South Park: Bigger, Longer and Uncut (1999)

reviewed by
Stephen Graham Jones


South Park: canadian gadflies

Heavy Metal shocked us by having nude, animated people frolic on-screen, (as did Fantastic Planet, etc) which is to say it was a cartoon for grown-ups. Or, to look at it another way, the cartoon grew up with its initial audience, that is, the audience grew up to make their own cartoon. But, in spite of the casual drug use and the graphically-inked skin, Heavy Metal was still pretty simple. Next, enter Japanimation, an artform unto itself, which, with feature-length movies like Grave of the Fireflies and Akira, introduced some much-needed narrative complexity into these 'cartoons,' which, in spite of Disney's singalong efforts, were quickly becoming a viable medium for presenting meaningful stories. The trailer for Happiness, after all--a, somber, 'serious,' adult movie if there ever was one--was animated. And what are The Simpsons about if not a level of social critique most children aren't really interested in? In light of all this, it would seem that Trey Parker and Matt Stone's South Park: Bigger, Longer & Uncut, with its host of musical numbers, poor animation, and profanity that might make Richard Pryor blush--not to mention its 'fad' status and T-shirt sales--would be something of a throwback, atavistic by current anime standards. In spite of itself, though, it's not.

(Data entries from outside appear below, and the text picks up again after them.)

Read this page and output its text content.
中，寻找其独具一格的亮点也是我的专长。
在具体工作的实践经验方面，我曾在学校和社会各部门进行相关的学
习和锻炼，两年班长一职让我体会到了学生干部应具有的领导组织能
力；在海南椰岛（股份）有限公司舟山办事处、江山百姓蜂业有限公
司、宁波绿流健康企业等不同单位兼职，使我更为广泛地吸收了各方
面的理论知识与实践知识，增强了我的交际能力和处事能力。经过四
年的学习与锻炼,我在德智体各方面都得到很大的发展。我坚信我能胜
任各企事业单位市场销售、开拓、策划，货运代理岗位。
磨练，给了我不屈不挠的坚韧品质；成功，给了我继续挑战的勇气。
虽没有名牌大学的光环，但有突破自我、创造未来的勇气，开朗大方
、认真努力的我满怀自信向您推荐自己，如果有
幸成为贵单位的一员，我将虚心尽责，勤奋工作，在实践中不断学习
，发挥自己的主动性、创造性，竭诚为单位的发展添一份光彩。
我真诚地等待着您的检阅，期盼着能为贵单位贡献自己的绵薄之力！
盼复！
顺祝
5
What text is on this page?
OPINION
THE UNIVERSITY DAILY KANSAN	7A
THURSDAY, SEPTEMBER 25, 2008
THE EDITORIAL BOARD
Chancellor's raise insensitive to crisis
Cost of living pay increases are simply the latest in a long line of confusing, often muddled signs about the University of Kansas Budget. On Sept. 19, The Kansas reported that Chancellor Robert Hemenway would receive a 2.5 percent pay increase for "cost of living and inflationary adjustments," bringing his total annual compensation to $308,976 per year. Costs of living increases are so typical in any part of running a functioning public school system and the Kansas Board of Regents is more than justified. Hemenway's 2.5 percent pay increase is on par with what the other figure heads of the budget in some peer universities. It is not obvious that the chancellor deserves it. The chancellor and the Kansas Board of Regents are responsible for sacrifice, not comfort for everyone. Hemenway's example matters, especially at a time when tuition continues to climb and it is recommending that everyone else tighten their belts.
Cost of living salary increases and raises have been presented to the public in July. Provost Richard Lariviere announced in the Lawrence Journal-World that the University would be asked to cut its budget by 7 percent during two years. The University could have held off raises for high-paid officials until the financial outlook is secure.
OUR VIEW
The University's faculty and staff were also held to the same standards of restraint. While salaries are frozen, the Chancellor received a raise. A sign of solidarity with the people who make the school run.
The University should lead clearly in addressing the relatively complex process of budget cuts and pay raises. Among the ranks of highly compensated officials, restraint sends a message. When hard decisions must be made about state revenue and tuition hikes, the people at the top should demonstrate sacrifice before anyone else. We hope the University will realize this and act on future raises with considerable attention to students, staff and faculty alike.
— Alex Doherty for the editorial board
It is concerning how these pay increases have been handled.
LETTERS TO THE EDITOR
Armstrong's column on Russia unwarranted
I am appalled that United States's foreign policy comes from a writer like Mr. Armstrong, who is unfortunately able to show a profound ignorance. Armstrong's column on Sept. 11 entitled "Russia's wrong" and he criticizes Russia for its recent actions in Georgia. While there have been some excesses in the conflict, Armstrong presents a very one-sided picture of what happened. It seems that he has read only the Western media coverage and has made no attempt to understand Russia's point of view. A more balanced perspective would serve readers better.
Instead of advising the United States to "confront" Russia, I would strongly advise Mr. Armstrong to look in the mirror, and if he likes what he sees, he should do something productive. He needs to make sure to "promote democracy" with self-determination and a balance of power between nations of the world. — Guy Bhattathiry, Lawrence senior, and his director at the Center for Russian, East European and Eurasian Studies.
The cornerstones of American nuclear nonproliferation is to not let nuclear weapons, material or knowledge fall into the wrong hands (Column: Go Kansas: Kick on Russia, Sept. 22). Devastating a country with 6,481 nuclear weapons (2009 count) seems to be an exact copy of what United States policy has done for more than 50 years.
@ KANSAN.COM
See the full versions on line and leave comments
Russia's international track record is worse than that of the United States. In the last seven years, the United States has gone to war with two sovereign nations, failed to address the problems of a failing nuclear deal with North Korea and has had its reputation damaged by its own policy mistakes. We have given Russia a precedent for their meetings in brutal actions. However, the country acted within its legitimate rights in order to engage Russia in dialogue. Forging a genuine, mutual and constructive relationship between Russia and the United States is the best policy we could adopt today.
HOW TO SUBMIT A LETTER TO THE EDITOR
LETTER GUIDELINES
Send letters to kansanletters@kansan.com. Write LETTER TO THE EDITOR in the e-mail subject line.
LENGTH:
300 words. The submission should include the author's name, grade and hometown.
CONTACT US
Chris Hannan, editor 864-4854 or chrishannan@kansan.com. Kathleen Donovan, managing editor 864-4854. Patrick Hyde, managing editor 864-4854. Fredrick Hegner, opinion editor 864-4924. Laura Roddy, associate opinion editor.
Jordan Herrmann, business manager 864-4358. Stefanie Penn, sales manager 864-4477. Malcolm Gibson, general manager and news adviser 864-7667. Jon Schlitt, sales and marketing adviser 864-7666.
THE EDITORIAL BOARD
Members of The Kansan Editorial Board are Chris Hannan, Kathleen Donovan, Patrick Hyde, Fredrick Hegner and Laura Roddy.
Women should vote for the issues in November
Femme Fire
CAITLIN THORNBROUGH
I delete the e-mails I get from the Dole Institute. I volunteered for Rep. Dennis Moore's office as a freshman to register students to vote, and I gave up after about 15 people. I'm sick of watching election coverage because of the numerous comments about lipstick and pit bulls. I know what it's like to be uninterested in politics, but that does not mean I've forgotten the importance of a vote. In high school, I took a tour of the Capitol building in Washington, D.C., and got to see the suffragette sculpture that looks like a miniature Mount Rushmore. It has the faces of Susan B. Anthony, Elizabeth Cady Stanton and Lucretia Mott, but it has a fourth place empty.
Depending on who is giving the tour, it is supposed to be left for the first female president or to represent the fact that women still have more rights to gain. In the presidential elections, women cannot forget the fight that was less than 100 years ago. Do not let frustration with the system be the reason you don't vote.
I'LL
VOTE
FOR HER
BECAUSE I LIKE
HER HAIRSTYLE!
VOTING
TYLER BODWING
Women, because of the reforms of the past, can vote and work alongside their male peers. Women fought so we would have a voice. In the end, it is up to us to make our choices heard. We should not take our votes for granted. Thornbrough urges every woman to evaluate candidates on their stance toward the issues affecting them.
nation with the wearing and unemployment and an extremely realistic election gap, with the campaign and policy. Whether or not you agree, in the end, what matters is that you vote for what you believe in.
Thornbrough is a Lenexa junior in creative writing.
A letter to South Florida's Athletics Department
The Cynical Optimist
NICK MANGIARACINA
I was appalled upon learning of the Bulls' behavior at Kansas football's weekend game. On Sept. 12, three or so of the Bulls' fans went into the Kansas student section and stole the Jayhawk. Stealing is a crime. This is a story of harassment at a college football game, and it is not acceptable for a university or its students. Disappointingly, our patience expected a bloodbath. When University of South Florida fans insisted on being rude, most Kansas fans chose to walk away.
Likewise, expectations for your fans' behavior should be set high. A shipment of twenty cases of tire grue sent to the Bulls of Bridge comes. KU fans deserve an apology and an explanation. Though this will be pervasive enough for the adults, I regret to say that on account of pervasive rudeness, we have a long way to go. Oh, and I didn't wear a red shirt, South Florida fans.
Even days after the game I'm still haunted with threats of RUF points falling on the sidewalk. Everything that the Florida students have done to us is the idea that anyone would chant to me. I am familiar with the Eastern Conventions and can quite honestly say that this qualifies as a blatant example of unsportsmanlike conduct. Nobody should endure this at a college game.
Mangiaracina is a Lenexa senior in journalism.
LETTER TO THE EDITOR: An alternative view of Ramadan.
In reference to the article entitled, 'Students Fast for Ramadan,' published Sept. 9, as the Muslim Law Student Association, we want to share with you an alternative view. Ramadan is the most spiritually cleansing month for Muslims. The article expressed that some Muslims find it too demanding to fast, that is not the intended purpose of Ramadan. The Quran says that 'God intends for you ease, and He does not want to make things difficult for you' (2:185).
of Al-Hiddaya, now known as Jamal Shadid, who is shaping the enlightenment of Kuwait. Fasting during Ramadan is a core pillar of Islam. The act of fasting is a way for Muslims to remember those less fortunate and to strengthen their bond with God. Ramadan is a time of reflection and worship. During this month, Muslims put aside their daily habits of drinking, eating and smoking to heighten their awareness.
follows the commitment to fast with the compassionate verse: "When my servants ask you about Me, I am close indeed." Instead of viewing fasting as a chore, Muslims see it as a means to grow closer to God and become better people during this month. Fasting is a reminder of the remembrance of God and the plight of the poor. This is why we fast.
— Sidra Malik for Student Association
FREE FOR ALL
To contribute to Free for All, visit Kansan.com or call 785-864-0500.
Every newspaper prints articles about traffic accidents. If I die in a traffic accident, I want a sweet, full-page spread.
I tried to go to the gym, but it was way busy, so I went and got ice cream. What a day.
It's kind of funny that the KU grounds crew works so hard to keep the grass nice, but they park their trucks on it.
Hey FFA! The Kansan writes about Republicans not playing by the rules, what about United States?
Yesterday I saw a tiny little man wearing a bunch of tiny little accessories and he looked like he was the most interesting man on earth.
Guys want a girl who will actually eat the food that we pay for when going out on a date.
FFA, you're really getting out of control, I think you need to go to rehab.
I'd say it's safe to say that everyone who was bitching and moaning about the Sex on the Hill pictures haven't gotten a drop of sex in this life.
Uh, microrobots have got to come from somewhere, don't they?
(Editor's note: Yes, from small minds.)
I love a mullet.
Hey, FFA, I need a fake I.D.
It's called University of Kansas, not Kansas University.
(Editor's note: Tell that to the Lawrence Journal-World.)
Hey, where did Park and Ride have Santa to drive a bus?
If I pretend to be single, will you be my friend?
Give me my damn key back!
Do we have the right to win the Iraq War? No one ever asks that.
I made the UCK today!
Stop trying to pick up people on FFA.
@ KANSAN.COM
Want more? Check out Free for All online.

It actually has quite a complex little rhetoric smuggled in under all the self-effacement. The story is simple: the South Park gang we know and love from Comedy Central manages to sneak into an R-rated movie, which instantly corrupts their vocabulary, which in turn attracts the ire of the PTA-contingent, who directs their collective anger at the Canadian moviemakers, which--as everything escalates at light speed (i.e., faster than logic)--results soon enough in America declaring war on Canada (and nearly allows Satan and Sadam Hussein to take over the world, which 'dead' Kenny gleans on his tour through Hell, but that's another story). All of which serves to show not how important the profanity in the movie (Asses of Fire) actually is, but how important we can make it, should we choose. And of course it's all self-reflexive, which is where the complexity comes into play: the movie-in-the movie--Asses of Fire--is a hardly-veiled version of South Park (Bigger, Longer, & Uncut), which in turn suggests that when all the profanity begins to offend us, as it's programmed to, we can either get riled in the manner of South Park's PTA-contingent or simply sit back, let the profanity etc wash over us.

Granted, at some level this is the same choice you have with any 'offensive' movie, but South Park takes it one step further: by drawing the PTA-contingent as so comically misdirected and hypocritical, their response is thus pre-coded for us as 'wrong,' ridiculous, overblown. Meaning it anticipates our eventual criticism and deconstructs it, leaves us no real choice but to sit back and try to enjoy. Of course the oft-cited problem with this metafictional approach is that, since the work is responding solely to itself, it's solipsistic, onanistic--so self-involved as to be void of any meaning, where meaning is defined as 'having some objective correlation to the world.' The thing is, though, in spite of its narrative self-involvement, the caricatures South Park draws, however harsh, are nevertheless accurate. If you can't appreciate that, then look around, you may just be on the PTA side of the river.